Association of bacteria in pancreatic fistula fluid with complications after pancreatic surgery

E Demir 1, K Abdelhai 1, I E Demir 1,3, C Jäger 1, F Scheufele 1, S Schorn 1, K Rothe 2, H Friess 1, G O Ceyhan 1,3,
PMCID: PMC7260411  PMID: 32297478

Abstract

Background

Pancreatic fistula (PF) is a common complication after pancreatic surgery. It is unclear how microbes in PF fluid affect outcomes and which microbes are present after pancreatoduodenectomy (PD) and distal pancreatectomy (DP). The aim of this study was to compare the microbiological spectrum of PF fluid after PD versus DP, and its association with postoperative complications.

Methods

Bacterial strains and antibiotic resistance rates of bacterial swabs obtained from the PF fluid of patients who underwent DP or PD were analysed. Cultured bacteria were classified as Enterobacterales and as ‘other intestinal and non‐intestinal microorganisms’ based on whether they are typically part of the normal human intestinal flora.

Results

A total of 847 patients had a pancreatic resection (PD 600; DP 247) between July 2007 and December 2016. Clinically relevant PF was detected in 131 patients (15·5 per cent). Bacterial swabs were obtained from 108 patients (DP 47; PD 61), of which 19 (17·6 per cent) were sterile. Enterobacterales were detected in 74 per cent of PF fluid swabs after PD, and in 34 per cent after DP. Infected, polymicrobial or multidrug‐resistant PF fluid was more common after PD (rates of 95, 50 and 48 per cent respectively) than after DP (66, 26 and 6 per cent respectively). Patients with higher grade complications (Clavien–Dindo grade IV–V) or grade C PF had more Enterobacterales and multidrug‐resistant Enterobacterales in the PF fluid after DP.

Conclusion

Enterobacterales and multidrug‐resistant bacteria are detected frequently after PD and DP, and are associated with more severe complications and PF in patients undergoing DP.

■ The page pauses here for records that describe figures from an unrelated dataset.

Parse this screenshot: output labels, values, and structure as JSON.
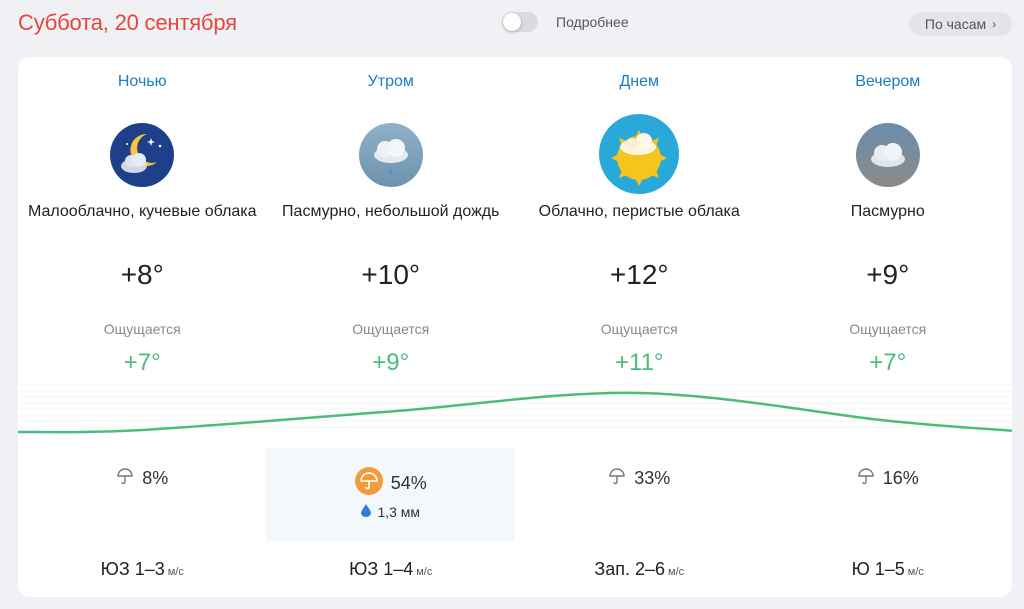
{
  "header": {
    "date_title": "Суббота, 20 сентября",
    "toggle_label": "Подробнее",
    "hourly_button": "По часам"
  },
  "periods": [
    {
      "name": "Ночью",
      "icon": "moon-cloud-icon",
      "condition": "Малооблачно, кучевые облака",
      "temp": "+8°",
      "feels_label": "Ощущается",
      "feels": "+7°",
      "precip_prob": "8%",
      "precip_amount": "",
      "wind_dir_speed": "ЮЗ 1–3",
      "wind_unit": "м/с"
    },
    {
      "name": "Утром",
      "icon": "cloud-light-rain-icon",
      "condition": "Пасмурно, небольшой дождь",
      "temp": "+10°",
      "feels_label": "Ощущается",
      "feels": "+9°",
      "precip_prob": "54%",
      "precip_amount": "1,3 мм",
      "wind_dir_speed": "ЮЗ 1–4",
      "wind_unit": "м/с"
    },
    {
      "name": "Днем",
      "icon": "sun-cloud-icon",
      "condition": "Облачно, перистые облака",
      "temp": "+12°",
      "feels_label": "Ощущается",
      "feels": "+11°",
      "precip_prob": "33%",
      "precip_amount": "",
      "wind_dir_speed": "Зап. 2–6",
      "wind_unit": "м/с"
    },
    {
      "name": "Вечером",
      "icon": "overcast-cloud-icon",
      "condition": "Пасмурно",
      "temp": "+9°",
      "feels_label": "Ощущается",
      "feels": "+7°",
      "precip_prob": "16%",
      "precip_amount": "",
      "wind_dir_speed": "Ю 1–5",
      "wind_unit": "м/с"
    }
  ],
  "colors": {
    "accent_red": "#e8453c",
    "period_blue": "#1b7dc4",
    "feels_green": "#4cbc7d",
    "rain_orange": "#f39a3c"
  },
  "chart_data": {
    "type": "line",
    "x": [
      "Ночью",
      "Утром",
      "Днем",
      "Вечером"
    ],
    "series": [
      {
        "values": [
          8,
          10,
          12,
          9
        ]
      }
    ]
  }
}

This study showed that, despite the absence of intestinal lumen opening, pancreatic fistulas after distal pancreatectomy frequently contain intestinal bacteria, which markedly worsen the clinical outcome. Understanding the pathogenetic mechanism behind this high prevalence of intestinal bacteria within distal pancreatectomy‐associated pancreatic fistulas may help to generate effective therapeutic regimens.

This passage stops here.